11 July 2009

Cataloguing Our Predictions & Bets

This doesn't really count as a post, but I felt the need to make a quick note of it after Geoff's last post.

The Arena for Accountable Predictions: Long Bets is a website so obviously in tune with the spirit of this blog that I'm not sure how I forgot about it until now. It too shall join the RSS links to the side of this site.

A prediction that I find completely unlikely and would bet against if I had the money? Prediction 241: The End of State Sovereignty by 2030. World governments are probably much harder to get rid of than we think, or even impossible. This person's idea of a historic trend toward larger and larger forms of government is flawed; the nation-state is dissolving and will be replaced, if it ever truly is, by corporate entities.

A significant Bet that I would back? Bet 20: By 2020 the USA will no longer be the worst contributor to Global Environmental Degradation. Obviously China and India are going to oust us from this one. China is addicted to coal and to a certain extent, you cannot avoid degrading the environment with such high population densities/numbers. Unless I am more forgetful than I think, the People's Republic has already passed the states in terms of CO2 production. The voracious industrializing appetite of billions attempting to sustain a western vision of life will prove the most damaging phenomenon of the early half of this century short of grey goo, and the autocratic government of China at least will prove an impediment to its correction. War may follow.


6 comments:

Chris B. said...

I don't think they have passed us in CO2 production per capita. Of course they will outright burn more however... they have a 6th of the world population and we have I think like a 20th.

Geoffrey Wykes said...

Jesus, apocalyptic much?

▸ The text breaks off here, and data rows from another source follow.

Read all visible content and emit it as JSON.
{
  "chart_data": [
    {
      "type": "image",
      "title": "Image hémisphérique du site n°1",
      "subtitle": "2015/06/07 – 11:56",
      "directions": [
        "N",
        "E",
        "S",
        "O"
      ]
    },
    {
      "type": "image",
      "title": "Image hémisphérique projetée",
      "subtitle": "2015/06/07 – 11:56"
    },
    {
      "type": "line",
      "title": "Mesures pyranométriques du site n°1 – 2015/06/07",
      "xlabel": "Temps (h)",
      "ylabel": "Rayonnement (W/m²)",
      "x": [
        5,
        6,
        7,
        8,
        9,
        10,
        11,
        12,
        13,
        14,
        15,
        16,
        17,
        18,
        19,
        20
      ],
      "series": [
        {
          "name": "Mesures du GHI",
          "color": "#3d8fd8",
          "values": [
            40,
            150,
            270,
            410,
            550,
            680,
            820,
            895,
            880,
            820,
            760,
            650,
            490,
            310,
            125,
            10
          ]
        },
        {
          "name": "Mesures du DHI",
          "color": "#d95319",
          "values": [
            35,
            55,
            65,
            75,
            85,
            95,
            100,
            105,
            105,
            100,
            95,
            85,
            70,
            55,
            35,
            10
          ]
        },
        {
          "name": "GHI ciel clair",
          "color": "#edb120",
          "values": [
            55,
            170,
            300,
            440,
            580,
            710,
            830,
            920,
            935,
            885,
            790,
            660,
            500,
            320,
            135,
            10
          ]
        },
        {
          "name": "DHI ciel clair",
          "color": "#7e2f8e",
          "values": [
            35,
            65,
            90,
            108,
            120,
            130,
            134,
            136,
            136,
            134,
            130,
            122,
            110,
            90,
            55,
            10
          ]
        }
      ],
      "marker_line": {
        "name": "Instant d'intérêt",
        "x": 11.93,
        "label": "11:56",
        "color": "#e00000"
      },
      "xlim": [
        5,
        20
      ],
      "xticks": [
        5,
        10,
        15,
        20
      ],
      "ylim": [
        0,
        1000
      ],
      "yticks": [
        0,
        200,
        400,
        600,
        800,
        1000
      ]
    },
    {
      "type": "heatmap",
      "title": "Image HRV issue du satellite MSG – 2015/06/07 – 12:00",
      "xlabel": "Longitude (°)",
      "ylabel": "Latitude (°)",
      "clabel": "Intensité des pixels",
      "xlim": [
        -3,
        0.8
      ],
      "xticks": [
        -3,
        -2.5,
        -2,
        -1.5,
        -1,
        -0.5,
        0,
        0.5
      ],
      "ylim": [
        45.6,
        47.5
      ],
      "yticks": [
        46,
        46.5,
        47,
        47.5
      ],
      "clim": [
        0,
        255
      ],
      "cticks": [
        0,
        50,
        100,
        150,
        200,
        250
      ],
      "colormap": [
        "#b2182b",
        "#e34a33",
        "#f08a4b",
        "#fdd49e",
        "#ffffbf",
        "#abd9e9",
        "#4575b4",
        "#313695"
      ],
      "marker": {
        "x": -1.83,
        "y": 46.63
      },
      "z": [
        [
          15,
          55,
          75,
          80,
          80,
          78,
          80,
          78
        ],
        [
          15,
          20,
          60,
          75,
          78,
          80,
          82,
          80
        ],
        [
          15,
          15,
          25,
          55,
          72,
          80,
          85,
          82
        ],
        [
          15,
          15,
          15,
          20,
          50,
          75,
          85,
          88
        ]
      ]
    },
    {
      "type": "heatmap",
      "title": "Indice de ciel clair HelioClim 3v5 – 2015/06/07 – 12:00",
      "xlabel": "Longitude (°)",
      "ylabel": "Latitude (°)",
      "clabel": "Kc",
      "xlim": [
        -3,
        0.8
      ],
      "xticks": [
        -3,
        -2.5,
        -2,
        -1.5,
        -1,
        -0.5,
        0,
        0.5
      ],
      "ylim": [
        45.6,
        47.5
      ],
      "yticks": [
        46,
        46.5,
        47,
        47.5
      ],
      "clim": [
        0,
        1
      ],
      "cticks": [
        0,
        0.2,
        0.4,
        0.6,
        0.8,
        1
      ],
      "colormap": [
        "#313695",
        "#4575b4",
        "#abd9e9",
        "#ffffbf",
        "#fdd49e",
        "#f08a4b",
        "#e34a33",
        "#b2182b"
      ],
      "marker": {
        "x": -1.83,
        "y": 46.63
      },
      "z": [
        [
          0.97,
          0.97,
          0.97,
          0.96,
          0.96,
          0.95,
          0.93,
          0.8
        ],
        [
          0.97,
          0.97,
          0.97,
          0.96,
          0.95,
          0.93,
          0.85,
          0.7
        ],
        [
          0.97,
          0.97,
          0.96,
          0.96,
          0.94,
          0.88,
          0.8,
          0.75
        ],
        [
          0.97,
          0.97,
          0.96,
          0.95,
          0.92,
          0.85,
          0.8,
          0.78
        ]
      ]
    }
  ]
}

It's pretty damn far from gray goo!

I would quibble with the use of 'corporate;' Oligarchy is probably more descriptive, as many corporations at least have some public stock, and the only stock that would be available in a government completely given over to the powerful would be that which is possessed by their families...

Anyways, China has a ways to go to capacity; even if they use the greenest of green technology there'd be a rise with that much potential, and, well, the chicoms only care about catching up, as well they might.

Adam Wykes said...

It turns out they do produce ALOT more CO2 than us, and they started doing so in 2006. Even I didn't remember it being that early. And of course it's not per capita, but that measure is immaterial as far as the well-being of the environment goes. Sure, we consume gross amounts of practically everything, but focusing on that fact isn't going to save the biomass covering this planet.

And as for Geoff's injunction that I'm being apocalyptic, yes and no. Yes because short of the planet being eaten, a runaway greenhouse effect that turns our world into a second Venus would be pretty damn apocalyptic. No, because there are plenty of reasons to doubt Grey Goo would be nearly so all-consuming as it has been hypothesized to be. Early nanomachines, at least, will probably prove unable to reconstruct the molecular structure of every material. So between rampant, uncontrolled pollution/population growth and the eating of everything this side of Earth's crust by nanomachines, we are looking at an essential parity of catastrophe - the destruction of the biosphere as we know it.

Chris B. said...

US CO2 production from last year: 6.1 billion tons.

China's CO2 production from last year 6.2 billion tons.

Per capita we are still far worse.

Adam Wykes said...

"And of course it's not per capita, but that measure is immaterial as far as the well-being of the environment goes. Sure, we consume gross amounts of practically everything, but focusing on that fact isn't going to save the biomass covering this planet."

If you had read what I already wrote you would know that I care very little about that guilt trip.

The problem with China's pollution is twofold as I see it: firstly, the fact that their pollution now eclipses our own threatens to demoralize would be practitioners of Green thinking, secondly that they are building awful, awful coal plants when they could be working on solar, wind, and nuclear power instead.

You'd think that they could at least learn from our mistakes; their population dies by the hundreds every year from blacklung while they spout hypocrisy about our environmental standards.

Chris B. said...

Actually China is slowly working on wind and solar in the west of the country. It's not moving as fast as god knows they could. But they are moving.

Secondly per capia does matter; while I understand that the total matters to the planet as a whole, but if we poluted like china does we would polute much less. It is still an important measure.